Other questions to ask to coax the negative associations out of your patient include, do you have any family history of cancer? Are there conflicts at home regarding your ongoing substance use? How much do you spend each month on your habit? All these questions should be asked with a genuine curiosity and a non judgmental attitude where you are simply gathering data to be used in the next step. Finally, ask your patient if they have ever tried to quit or cut back in the past. If they say yes, ask why? What led them to quit in the past? this detail may be the most important bit of information you obtain, since you know what was important enough at one time to have led them to make a quit attempt.
Okay, now, armed with all that information, hone in on the ambivalence. On the one hand, it sounds like smoking cigarettes really helps you to relax at night. But on the other hand, it sounds like smoking is costing you about $250 a month. You don't like the smell, and you're worried about this nagging cough you've had for the past several months. Seems like you are conflicted about your smoking. This statement draws attention to the patient's ambivalence and conveys to the patient a sense of compassion, and an acknowledgement that making change is hard. After pausing to allow the patient to reflect on their ambivalence, move on to the question of how ready they are to quit. Ask on a scale of 1 to 10 with one being you want to continue smoking exactly as you are and 10 Being you want to quit smoking right at this moment, where would you say you are along this scale? If the patient responds with any number between 2 and 10, your response will simply be, okay you pick to four. Why didn't you pick two or three?
By asking the question in this way, you're asking the patient to repeat the factors that are motivating them to contemplate change. In contrast to that paternalistic approach we described in the prior lesson in which a clinician might say, stop doing that shape up or you need to quit, inevitably leading the patient to defend the state status quo. With this new approach, you have now put the patient in the position of defending change. A patient who can defend change is clearly in the contemplation stage. So your next steps would be to try to steer them into the preparation stage by presenting a menu of options and coming up with a plan together.
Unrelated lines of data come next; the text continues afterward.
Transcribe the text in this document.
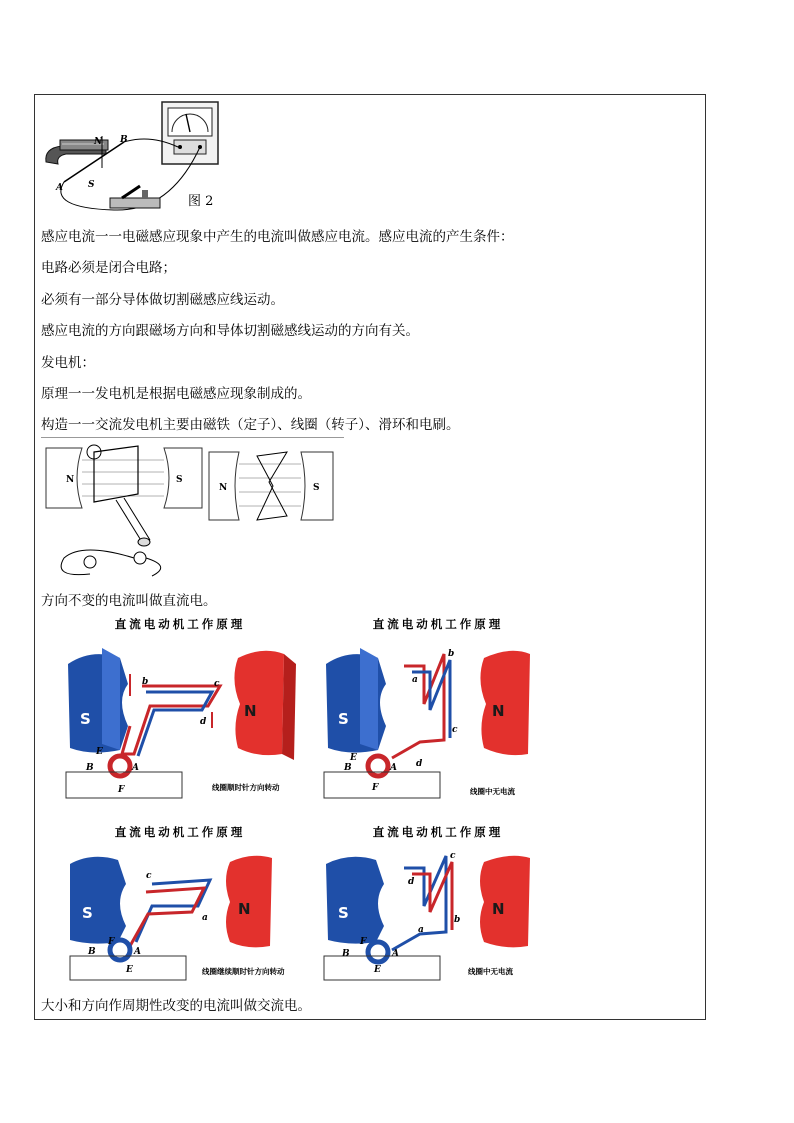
N B
A	S
图 2
感应电流一一电磁感应现象中产生的电流叫做感应电流。感应电流的产生条件：
电路必须是闭合电路；
必须有一部分导体做切割磁感应线运动。
感应电流的方向跟磁场方向和导体切割磁感线运动的方向有关。
发电机：
原理一一发电机是根据电磁感应现象制成的。
构造一一交流发电机主要由磁铁（定子）、线圈（转子）、滑环和电刷。
N	S
N	S
方向不变的电流叫做直流电。
直流电动机工作原理
S	N
b	c
d
E
B	A
F	线圈顺时针方向转动
直流电动机工作原理
S	N
a
b
c
d
E
B	A
F	线圈中无电流
直流电动机工作原理
S	N
c
a
B
F
A
E	线圈继续顺时针方向转动
直流电动机工作原理
S	N
d
c
b
a
B
F
A
E	线圈中无电流
大小和方向作周期性改变的电流叫做交流电。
Going back to the readiness scale, if the patient responds with a one, then they are in the pre-contemplation phase. All you need to do is respond with a statement that affirms their autonomy, such as you are the driver of your own ship and I appreciate you letting me hear more about your perspective. It's crucial that the conversation ends with empathy and support, even if it may appear that the patient has not budged from the pre-contemplation stage. Sometimes, a brief motivational interview is merely the planting of a seed that might bear fruit at a later time. Be sure to ask your patient if it would be okay to bring up the topic again at a later visit.
And that's motivational interviewing in a nutshell, regardless of the outcome of your first efforts, the crucial components here are that you, as the clinician, do more listening than preaching, do more empathizing than judging, and do more promoting patient autonomy than dictating. Try it. It works.